The vote underscores efforts nationwide by cities and states to increase pay on the local level as the federal minimum wage debate in the nation’s capital divides policymakers. And the effort could gain momentum as the national conversation on income inequality and its economic consequences intensifies.
“It sends a big signal that people are fed up with the stagnant wages that we’ve seen,” says Heidi Shierholz, an economist at the Washington, District of Columbia-based Economic Policy Institute. “In this country, we used to see overall economic growth at the high end, at the middle and at the bottom. Since the 70’s, it’s really changed. We’ve continued to have overall economic growth, but it’s been captured by this thin slice at the top and you’ve seen real stagnation for the vast majority.”
As part of their platform for midterm elections, House and Senate Democrats, backed by President Barack Obama, are pushing for an increase to $10.10 from the current federal minimum wage of $7.25 an hour, which it’s been since July 2009.
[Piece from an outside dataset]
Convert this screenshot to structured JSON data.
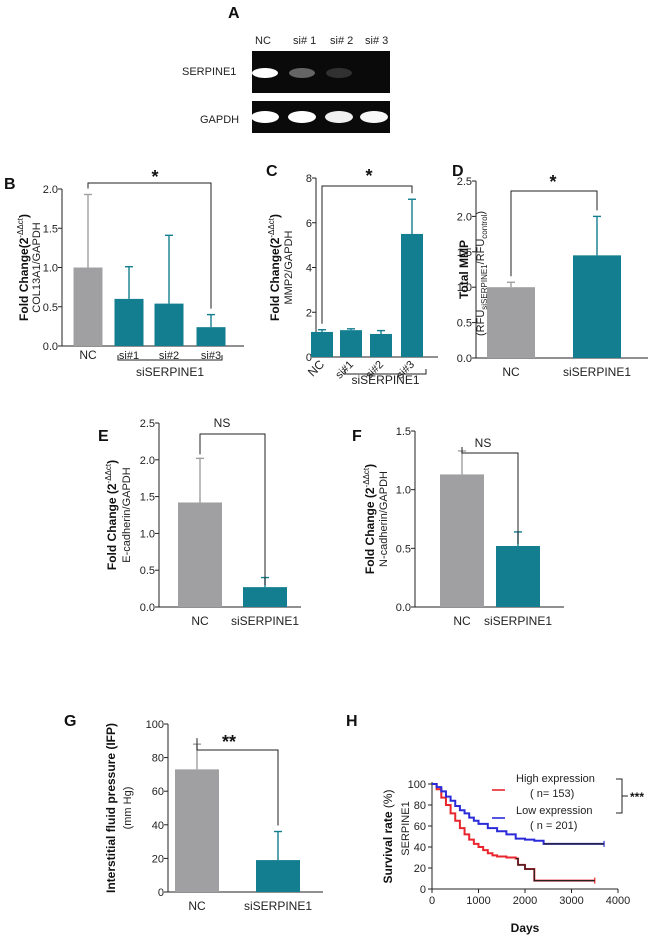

“Every year that goes by without an increase, workers are effectively seeing a pay cut because wages are staying the same but the cost of living is going up,” says Tsedeye Gebreselassie, a staff attorney at the National Employment Law Project in New York.
The federal minimum wage was $5.15 for about 10 years leading up to 2007, after which time Congress voted to raise the hourly wage to $7.25 in graduated steps.
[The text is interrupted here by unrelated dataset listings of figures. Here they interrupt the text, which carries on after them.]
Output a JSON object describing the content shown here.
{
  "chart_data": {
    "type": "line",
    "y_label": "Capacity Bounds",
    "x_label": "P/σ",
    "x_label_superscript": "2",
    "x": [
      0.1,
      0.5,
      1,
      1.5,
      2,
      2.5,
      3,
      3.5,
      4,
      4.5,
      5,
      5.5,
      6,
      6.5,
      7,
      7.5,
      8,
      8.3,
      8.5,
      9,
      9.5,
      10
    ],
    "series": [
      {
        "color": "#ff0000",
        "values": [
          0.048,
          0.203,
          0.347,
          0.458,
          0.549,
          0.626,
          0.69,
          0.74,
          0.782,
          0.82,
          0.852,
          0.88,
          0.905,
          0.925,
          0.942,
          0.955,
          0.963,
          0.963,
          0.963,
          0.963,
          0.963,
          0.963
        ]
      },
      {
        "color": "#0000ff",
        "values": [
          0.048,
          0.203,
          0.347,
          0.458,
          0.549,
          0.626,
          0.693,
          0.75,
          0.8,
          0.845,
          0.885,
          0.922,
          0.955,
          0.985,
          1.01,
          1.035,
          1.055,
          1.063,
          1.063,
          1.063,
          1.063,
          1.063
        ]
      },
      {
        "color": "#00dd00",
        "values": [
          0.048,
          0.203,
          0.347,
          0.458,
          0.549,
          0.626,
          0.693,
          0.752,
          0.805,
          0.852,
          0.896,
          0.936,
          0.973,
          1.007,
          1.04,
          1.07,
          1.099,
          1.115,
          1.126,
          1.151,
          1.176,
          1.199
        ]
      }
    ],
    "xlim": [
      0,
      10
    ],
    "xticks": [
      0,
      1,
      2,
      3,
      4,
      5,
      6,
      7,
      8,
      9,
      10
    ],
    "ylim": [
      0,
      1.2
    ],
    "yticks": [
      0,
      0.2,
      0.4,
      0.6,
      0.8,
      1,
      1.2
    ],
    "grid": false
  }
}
“In that decadelong period, you saw over 20 states take action to raise the minimum wage on the state level,” Gebreselassie says. “What we’re seeing now is the same thing, with the addition of cities doing it and both states and cities shooting for much more robust minimum wage levels than they have in the past.”
Opponents of a federal minimum wage increase say it’ll cost jobs, especially for lower-wage workers, as businesses would be more reticent to hire with the increased cost of labor. An August 2013 Pew Research study showed Republicans are about evenly divided on the topic.
Arkansas, Georgia, Minnesota and Wyoming all have minimum wages set lower than the federal minimum of $7.25 an hour, according to the Labor Department. When the state minimum is set lower, workers are paid according to the federal minimum. Twenty-two states, plus the District of Columbia, all have current minimum wages of at least $8.
So far in 2014, Connecticut, Delaware, Hawaii, Maryland, Minnesota, West Virginia and the District of Columbia have voted to raise their minimum wages, according to the National Conference of State Legislatures. Michigan’s is the first Republican-led legislature to have done so.
Another city to recently raise its minimum wage is San Francisco; as of Jan. 1, 2014, it stands at $10.74 an hour.
The move by individual cities to increase their minimum wage could be a drag on the competitiveness of businesses within the city limits, says Gary Burtless, a senior fellow of economic studies at the Brookings Institution in the District.
“It is going to force the city mothers and fathers of Seattle to think hard about the possible loss of businesses to the suburbs,” he says. “Because if there’s a big gap between the legal minimum in an adjacent suburb and in Seattle proper, then some businesses in Seattle are going to be hurt and businesses across the [city’s] border are going to be helped.”
Burtless says an increase on the federal level could mean “these adverse consequences are minimized.”
He and Shierholz are among 600 economists who earlier this year signed a letter addressed to Obama and congressional leaders urging for an increase of the federal minimum wage to $10.10, saying that it would provide a boost to the economic recovery.
“A minimum-wage increase could have a small stimulative effect on the economy as low-wage workers spend their additional earnings, raising demand and job growth, and providing some help on the jobs front,” the letter read.